The few cases of pericarditis described following pericardiotomy [8], chest trauma [9], myopericarditis [10], pacemaker implantation [11, 12], percutaneous puncture of the left ventricle [13], radiofrequency ablation of idiopathic left-ventricular tachycardia [14], percutaneous mitral balloon valvuloplasty [15] and pulmonary embolism [16, 18] are usually called “Dressler-like” syndromes. Clinical and biological signs of Dressler or Dressler-like syndromes are not specific. The clinical symptoms and signs include fever, malaise, chest pain, and sometimes a pericardial friction rub. Laboratory investigations usually show a varying inflammatory syndrome as well as slightly elevated troponins, creatine kinase (CK), aspartate aminotransferase (AST) and alanine aminotransferase (ALT), LDH, as markers of cardiac damage [19]. For cases occurring after a pulmonary embolism, the pericarditis is also believed to result from an autoimmune process, but so far the evidence is not as clear as for postmyocardial infarction syndrome, and the pericarditis is also attributed to a right-ventricular myocardial injury following the pulmonary embolism [20, 21].
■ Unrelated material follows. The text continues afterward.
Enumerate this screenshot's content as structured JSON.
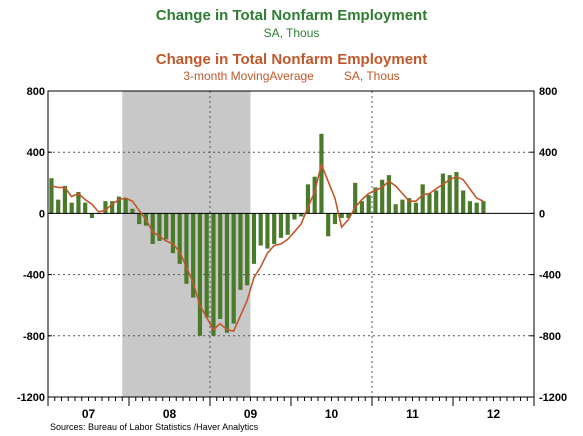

Primary pericarditis is a relative contraindication to therapeutic anticoagulation, which is needed for the treatment of pulmonary embolism. However, no study so far has shown that therapeutic anticoagulation in patients with pericarditis increased the risk of tamponade; in the available small case series, all patients with pericarditis following pulmonary embolism have been prescribed heparin therapy, with or without corticosteroid therapy, and no tamponade has been described [16, 17, 20]. Dressler-like syndrome has been reported to occur following as much as 4% of pulmonary embolisms [17] and it is important to make the proper diagnosis in order to avoid inadequate management, in particular, antibiotic therapy. Indeed, the best management is often the absence of treatment. If necessary, first line drugs are non-steroidal drugs. In some cases, steroids may be used. The course is usually benign. Steroid prophylaxis does not decrease the risk of developing postcardiac injury.

In conclusion, the prevalence of Dressler and Dressler-like syndromes is probably underestimated because of the usual benign course of this entity [22]. As they can mimic infectious disorders, these syndromes likely result in the overuse of antibiotic treatment. Clinicians should therefore keep in mind the fact that fever with inflammatory syndrome, that occurs one to two weeks after pulmonary embolism, should raise the diagnostic of Dressler-like syndrome and prompt to make an echocardiography.

Conflict of interest statement


 Sentence stating the lesson: Delayed fever with inflammatory syndrome after pulmonary embolism should raise the diagnostic of Dressler-like syndrome.